Salzburg entglitt Sieg in der Endphase

Sport / 16.02.2022 • 23:08 Uhr / 4 Minuten Lesezeit
Erst zehn Minuten im Spiel und schon trifft Chikwubuike Adamu ins Bayern-Herz – mit einem herrlichen Schlenzer gelingt ihm das 1:0.apa
Erst zehn Minuten im Spiel und schon trifft Chikwubuike Adamu ins Bayern-Herz – mit einem herrlichen Schlenzer gelingt ihm das 1:0.apa

Beim 1:1 im Achtelfinal-Hinspiel der Champions League boten die Bullen dem FC Bayern die Stirn.

Salzburg Sie hatten sie gekitzelt und mit Worten herausgefordert, doch mit Anpfiff des „Spiel des Jahres“ ließen sie Taten folgen. Salzburgs Jungstars zeigten keine Angst, nicht einmal Respekt vor dem großen Namen FC Bayern. Vielmehr nützten sie die augenscheinliche Minikrise des deutschen Rekordmeisters zu einem forschen und zugleich überlegten Auftritt. 1:1 hieß es am Ende. Stark im Duell Eins-gegen-Eins, flink im Umschaltspiel und sehr couragiert in der Offenive. Dieses Rezept verfolgten die Bullen von der ersten Minute. Von den Bayern hingegen war wenig zu sehen. Hatte man in der Gruppenphase noch voller Selbstvertrauen alle Spiele gewonnen, so ist der Truppe von Trainer Julian Nagelsmann das schnelle Kombinationsspiel völlig abhanden gekommen. Es wirkte gar ein wenig träge, wie die Münchner versuchten, das Spielgeschehen zu diktieren.

Mit Tempo zur Führung

Das war ganz nach dem Geschmack der Salzburger, die so nach gewonnenen Zweikämpfen mit ihrem Geschwindigkeitsfußball Nadelstiche setzen konnten und damit nach 21 Minuten Erfolg hatten.

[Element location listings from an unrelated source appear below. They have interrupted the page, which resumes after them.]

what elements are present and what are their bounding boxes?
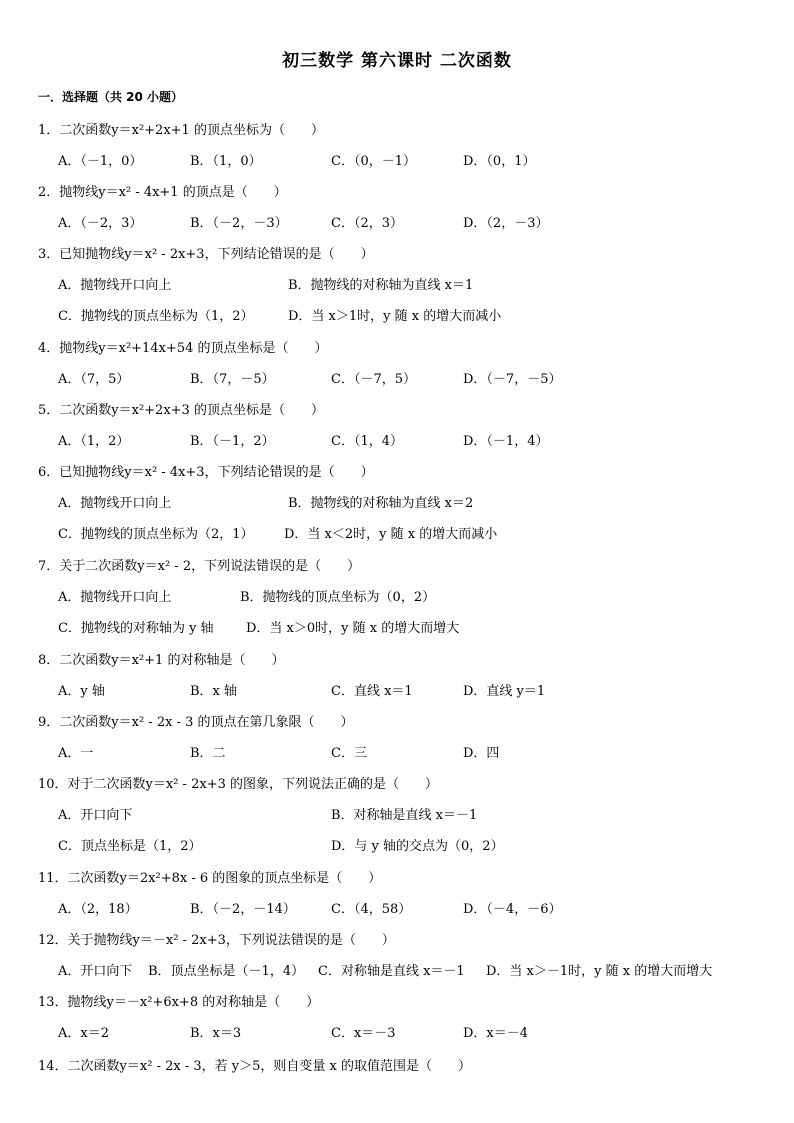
question-7-options-row1: [58, 586, 758, 606]
question-3-option-c: C．抛物线的顶点坐标为（1，2）: [58, 309, 254, 324]
question-9-option-a: A．一: [58, 746, 94, 761]
question-12-option-c: C．对称轴是直线 x＝－1: [318, 964, 465, 979]
question-4-options: [58, 368, 758, 388]
question-8-option-d: D．直线 y＝1: [463, 684, 546, 699]
question-7-stem: 7．关于二次函数y＝x² - 2，下列说法错误的是（ ）: [38, 559, 361, 574]
question-2-option-b: B．（－2，－3）: [190, 216, 288, 231]
question-6-stem: 6．已知抛物线y＝x² - 4x+3，下列结论错误的是（ ）: [38, 465, 374, 480]
question-9-option-c: C．三: [331, 746, 367, 761]
question-11-stem: 11．二次函数y＝2x²+8x - 6 的图象的顶点坐标是（ ）: [38, 871, 382, 886]
question-7-option-a: A．抛物线开口向上: [58, 590, 172, 605]
question-9-options: [58, 742, 758, 762]
question-7-option-d: D．当 x＞0时，y 随 x 的增大而增大: [246, 621, 460, 636]
question-2-option-a: A．（－2，3）: [58, 216, 143, 231]
question-13-option-a: A．x＝2: [58, 1026, 109, 1041]
question-10-option-d: D．与 y 轴的交点为（0，2）: [331, 839, 504, 854]
question-5-option-d: D．（－1，4）: [463, 434, 549, 449]
question-4-option-c: C．（－7，5）: [331, 372, 416, 387]
question-4-option-b: B．（7，－5）: [190, 372, 275, 387]
question-1-stem: 1．二次函数y＝x²+2x+1 的顶点坐标为（ ）: [38, 123, 324, 138]
question-4-option-a: A．（7，5）: [58, 372, 130, 387]
question-11-option-b: B．（－2，－14）: [190, 902, 296, 917]
question-13-option-d: D．x＝－4: [463, 1026, 529, 1041]
question-13-options: [58, 1022, 758, 1042]
question-3-option-b: B．抛物线的对称轴为直线 x＝1: [288, 278, 474, 293]
question-4-stem: 4．抛物线y＝x²+14x+54 的顶点坐标是（ ）: [38, 341, 328, 356]
question-3-stem: 3．已知抛物线y＝x² - 2x+3，下列结论错误的是（ ）: [38, 247, 374, 262]
question-6-option-d: D．当 x＜2时，y 随 x 的增大而减小: [284, 527, 498, 542]
question-8-option-c: C．直线 x＝1: [331, 684, 413, 699]
question-9-option-d: D．四: [463, 746, 500, 761]
question-5-option-b: B．（－1，2）: [190, 434, 275, 449]
question-1-option-c: C．（0，－1）: [331, 154, 416, 169]
question-13-option-c: C．x＝－3: [331, 1026, 396, 1041]
question-1-option-a: A．（－1，0）: [58, 154, 143, 169]
page-title: 初三数学 第六课时 二次函数: [282, 51, 512, 71]
question-9-stem: 9．二次函数y＝x² - 2x - 3 的顶点在第几象限（ ）: [38, 715, 354, 730]
question-5-stem: 5．二次函数y＝x²+2x+3 的顶点坐标是（ ）: [38, 403, 324, 418]
question-6-options-row2: [58, 523, 758, 543]
question-12-option-a: A．开口向下: [58, 964, 133, 979]
question-10-option-b: B．对称轴是直线 x＝－1: [331, 808, 478, 823]
question-1-options: [58, 150, 758, 170]
question-6-option-b: B．抛物线的对称轴为直线 x＝2: [288, 496, 474, 511]
question-11-options: [58, 898, 758, 918]
question-8-option-a: A．y 轴: [58, 684, 105, 699]
question-9-option-b: B．二: [190, 746, 226, 761]
question-11-option-c: C．（4，58）: [331, 902, 412, 917]
question-13-stem: 13．抛物线y＝－x²+6x+8 的对称轴是（ ）: [38, 995, 320, 1010]
question-6-options-row1: [58, 492, 758, 512]
question-2-options: [58, 212, 758, 232]
question-7-option-c: C．抛物线的对称轴为 y 轴: [58, 621, 214, 636]
question-11-option-a: A．（2，18）: [58, 902, 138, 917]
question-2-option-d: D．（2，－3）: [463, 216, 549, 231]
question-8-stem: 8．二次函数y＝x²+1 的对称轴是（ ）: [38, 653, 285, 668]
question-13-option-b: B．x＝3: [190, 1026, 242, 1041]
question-10-stem: 10．对于二次函数y＝x² - 2x+3 的图象，下列说法正确的是（ ）: [38, 777, 438, 792]
question-5-options: [58, 430, 758, 450]
question-7-options-row2: [58, 617, 758, 637]
question-3-options-row2: [58, 305, 758, 325]
question-10-option-a: A．开口向下: [58, 808, 133, 823]
question-11-option-d: D．（－4，－6）: [463, 902, 562, 917]
question-3-option-d: D．当 x＞1时，y 随 x 的增大而减小: [288, 309, 502, 324]
question-12-option-b: B．顶点坐标是（－1，4）: [148, 964, 305, 979]
question-10-options-row2: [58, 835, 758, 855]
question-8-option-b: B．x 轴: [190, 684, 238, 699]
question-6-option-a: A．抛物线开口向上: [58, 496, 172, 511]
section-heading: 一．选择题（共 20 小题）: [38, 90, 184, 104]
question-8-options: [58, 680, 758, 700]
question-3-options-row1: [58, 274, 758, 294]
question-2-option-c: C．（2，3）: [331, 216, 403, 231]
question-4-option-d: D．（－7，－5）: [463, 372, 562, 387]
question-12-options: [58, 960, 758, 980]
question-5-option-a: A．（1，2）: [58, 434, 130, 449]
question-2-stem: 2．抛物线y＝x² - 4x+1 的顶点是（ ）: [38, 185, 287, 200]
question-10-options-row1: [58, 804, 758, 824]
question-12-option-d: D．当 x＞－1时，y 随 x 的增大而增大: [486, 964, 713, 979]
question-1-option-d: D．（0，1）: [463, 154, 536, 169]
question-3-option-a: A．抛物线开口向上: [58, 278, 172, 293]
question-7-option-b: B．抛物线的顶点坐标为（0，2）: [240, 590, 436, 605]
question-1-option-b: B．（1，0）: [190, 154, 262, 169]
question-6-option-c: C．抛物线的顶点坐标为（2，1）: [58, 527, 254, 542]
question-10-option-c: C．顶点坐标是（1，2）: [58, 839, 202, 854]
question-5-option-c: C．（1，4）: [331, 434, 403, 449]
question-12-stem: 12．关于抛物线y＝－x² - 2x+3，下列说法错误的是（ ）: [38, 933, 395, 948]
question-14-stem: 14．二次函数y＝x² - 2x - 3，若 y＞5，则自变量 x 的取值范围是（ ）: [38, 1059, 471, 1074]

Der nach elf Minuten für den verletzten Noah Okafor – ein Zwicken im Oberschenkel hinten rechts – ins Spiel gekommene Adamu sorgte mit einem herrlichen Schlenzer ins lange Eck für die verdiente Pausenführung (1:0). Bezeichnenderweise war dem Treffer ein unnötiger Ballverlust der Bayern am Salzburger Strafraum vorangegangen. Die Hausherren zündeten den Turbo mit einem langen Ball auf Adeyemi. Ein kurzer Antritt nach innen, ein Pass und Aaronson leitete weiter auf Adamu – und der Ball zappelte im Netz. Zu schnell für die Münchner, die in der Folge doch ein wenig ratlos wirkten. Es sollte eine halbe Stunde dauern, ehe Sané RB-Torhüter Philipp Köhn erstmals prüfte. Kurz vor der Halbzeit wurde es noch einmal gefährlich, doch die beiden Abschlüsse von Gnabry wurden von der Salzburger Defensive gut geblockt (44.). Es war jedoch eine zarte Ankündigung des dominanteren Auftritts der Gäste nach Seitenwechsel. Weil sie das Tempo anzogen und weil das Passspiel besser funktionierte. So rückte Keeper Köhn vermehrt in den Mittelpunkt. Etwa nach einem Antritt von Coman, als er erst dessen Schuss parierte und dann auch beim Nachschuss von Sané zur Stelle war. Das gab Sicherheit und Salzburg befreite sich zusehends von der Umklammerung.

Später Ausgleich statt 2:0

So war es der heimische Serienmeister, der die größte Torchance der zweiten Halbzeit vorfand. Weil Ulreich einen Adeyemi-Schuss per Fuß nur nach vorne abwehren konnte, kam Adamu zum Nachschuss, doch Pavard rettete in höchster Not (81.). Und so bestraften die abgebrühten Bayern die ausgelassene Möglichkeit mit dem späten Ausgleich von Coman (90.).